Cavett: I never thought how I would write the thing. [Co-author Christopher] Porterfield came up with a way of writing it, which I could never come up with. And I know him to be an organized and talented person. And I thought, “Well, it would be good to work with him on something.” And it would be about me, which, of course, is a fascinating subject to me. As Noel Coward once said, “I find the subject endlessly fascinating.” He said. But, uh, I don’t know. I guess I can’t quite answer that. Except that once you get going, the only way to do is to open it up. And the myth of it. It’s very hard to be honest about yourself. It turns out to not be so true. In fact, in a way, it’s kind of sickeningly exhilarating.

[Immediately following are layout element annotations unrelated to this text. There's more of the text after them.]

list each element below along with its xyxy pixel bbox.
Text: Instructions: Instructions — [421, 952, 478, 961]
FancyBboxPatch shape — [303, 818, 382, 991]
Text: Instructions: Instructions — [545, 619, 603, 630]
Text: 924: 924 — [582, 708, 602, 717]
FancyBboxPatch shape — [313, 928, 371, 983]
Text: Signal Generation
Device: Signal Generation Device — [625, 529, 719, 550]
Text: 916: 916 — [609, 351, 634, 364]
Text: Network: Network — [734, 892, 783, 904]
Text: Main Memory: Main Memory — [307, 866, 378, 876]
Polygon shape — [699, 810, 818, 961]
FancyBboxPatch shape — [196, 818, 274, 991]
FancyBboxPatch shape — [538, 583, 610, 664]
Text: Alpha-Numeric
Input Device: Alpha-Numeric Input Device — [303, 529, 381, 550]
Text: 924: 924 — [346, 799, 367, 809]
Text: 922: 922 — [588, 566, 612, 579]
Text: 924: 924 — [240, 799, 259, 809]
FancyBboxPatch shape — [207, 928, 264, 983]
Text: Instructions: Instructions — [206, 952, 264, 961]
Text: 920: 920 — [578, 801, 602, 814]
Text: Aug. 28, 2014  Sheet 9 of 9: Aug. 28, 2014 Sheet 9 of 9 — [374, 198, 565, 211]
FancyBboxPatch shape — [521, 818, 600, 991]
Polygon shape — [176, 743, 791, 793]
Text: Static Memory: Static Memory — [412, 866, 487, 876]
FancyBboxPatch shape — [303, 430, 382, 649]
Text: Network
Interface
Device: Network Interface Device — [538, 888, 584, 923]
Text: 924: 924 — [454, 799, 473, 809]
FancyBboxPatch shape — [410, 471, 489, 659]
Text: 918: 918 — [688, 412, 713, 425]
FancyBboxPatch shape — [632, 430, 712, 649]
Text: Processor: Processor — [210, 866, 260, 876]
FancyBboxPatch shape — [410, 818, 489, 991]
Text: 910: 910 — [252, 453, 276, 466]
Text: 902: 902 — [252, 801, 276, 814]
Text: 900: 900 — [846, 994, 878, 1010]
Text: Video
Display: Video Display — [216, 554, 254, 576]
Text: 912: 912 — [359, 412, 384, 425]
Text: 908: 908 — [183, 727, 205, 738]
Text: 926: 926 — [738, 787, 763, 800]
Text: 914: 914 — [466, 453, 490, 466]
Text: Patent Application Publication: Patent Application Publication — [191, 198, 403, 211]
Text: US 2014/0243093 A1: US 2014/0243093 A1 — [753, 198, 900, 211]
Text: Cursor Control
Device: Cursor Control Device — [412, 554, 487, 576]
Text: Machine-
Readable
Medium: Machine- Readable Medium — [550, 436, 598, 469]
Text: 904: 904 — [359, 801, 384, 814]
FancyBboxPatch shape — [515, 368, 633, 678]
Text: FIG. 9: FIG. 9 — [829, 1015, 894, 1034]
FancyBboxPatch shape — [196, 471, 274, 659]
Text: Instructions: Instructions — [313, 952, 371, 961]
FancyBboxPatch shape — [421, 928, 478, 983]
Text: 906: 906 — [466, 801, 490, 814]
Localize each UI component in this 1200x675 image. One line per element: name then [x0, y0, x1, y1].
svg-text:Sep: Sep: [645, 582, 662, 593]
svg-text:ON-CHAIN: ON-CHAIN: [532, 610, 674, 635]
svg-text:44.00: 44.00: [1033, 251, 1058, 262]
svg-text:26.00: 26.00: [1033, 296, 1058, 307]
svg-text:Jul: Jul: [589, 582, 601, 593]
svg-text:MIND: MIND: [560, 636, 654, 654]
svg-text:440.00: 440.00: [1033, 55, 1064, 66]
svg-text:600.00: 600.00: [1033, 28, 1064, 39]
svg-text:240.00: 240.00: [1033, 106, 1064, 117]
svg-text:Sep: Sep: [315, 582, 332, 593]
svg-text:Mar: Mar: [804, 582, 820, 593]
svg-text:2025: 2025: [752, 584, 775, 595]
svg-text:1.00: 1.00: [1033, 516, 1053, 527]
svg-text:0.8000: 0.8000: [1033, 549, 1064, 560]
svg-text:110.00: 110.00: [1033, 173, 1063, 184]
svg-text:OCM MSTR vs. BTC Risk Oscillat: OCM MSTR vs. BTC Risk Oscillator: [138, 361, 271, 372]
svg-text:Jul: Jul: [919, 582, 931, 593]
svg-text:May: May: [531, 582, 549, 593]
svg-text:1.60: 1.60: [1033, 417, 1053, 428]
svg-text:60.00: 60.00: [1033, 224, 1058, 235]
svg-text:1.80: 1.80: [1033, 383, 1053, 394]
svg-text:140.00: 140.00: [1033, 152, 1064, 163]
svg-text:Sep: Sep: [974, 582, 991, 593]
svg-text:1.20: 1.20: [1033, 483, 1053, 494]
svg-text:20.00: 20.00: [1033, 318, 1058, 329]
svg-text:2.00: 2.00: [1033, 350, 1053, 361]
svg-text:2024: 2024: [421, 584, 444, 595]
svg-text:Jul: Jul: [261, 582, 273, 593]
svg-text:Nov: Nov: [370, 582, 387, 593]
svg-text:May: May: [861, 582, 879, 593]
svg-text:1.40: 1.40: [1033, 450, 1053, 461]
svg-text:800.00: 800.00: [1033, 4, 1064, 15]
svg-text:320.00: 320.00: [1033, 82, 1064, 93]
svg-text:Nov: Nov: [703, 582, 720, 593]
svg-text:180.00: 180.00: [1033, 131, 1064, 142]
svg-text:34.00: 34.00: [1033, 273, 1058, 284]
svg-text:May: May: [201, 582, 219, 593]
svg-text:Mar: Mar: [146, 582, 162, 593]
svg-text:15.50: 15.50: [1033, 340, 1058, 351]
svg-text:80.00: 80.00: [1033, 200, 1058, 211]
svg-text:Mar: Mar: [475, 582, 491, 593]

Burgess: You are interested in words, right? You are concerned about words.

Cavett: Yeah.

Burgess: You’re the only person on this kind of business who is concerned about words. Most of the talk show pundits one sees that fit — that thin man with the fat jackal, I forget their names. The rest of them. Vermin Griffin or some such name. These other people. They’re full of expletives. They’re full of sounds like “Yeah. Yeah, ” and “I guess so.” And “Wow.”

Howar: Sounds like the White House Tapes.

Burgess: But I…

Cavett: And they’re all very good friends of mine.

Burgess: But this show — this show that I know. The only popular show of that is built on language. Am I right in saying that? It’s your aim to build this thing on language.

Cavett: No. You’re wrong. It’s not my aim. It may have accidentally happened. That my obsession with words has just come out or something. But it’s not an aim. In fact, I’ve never had an aim. Any real aim. But I would like to hear you comment on this. You said that you could never write a book that’s very personal. I suggest that maybe you’d find it sickeningly easy to do so. Because haven’t we all had the experience of spilling our guts to a stranger on a train? Or in a sidewalk cafe? Am I the only one?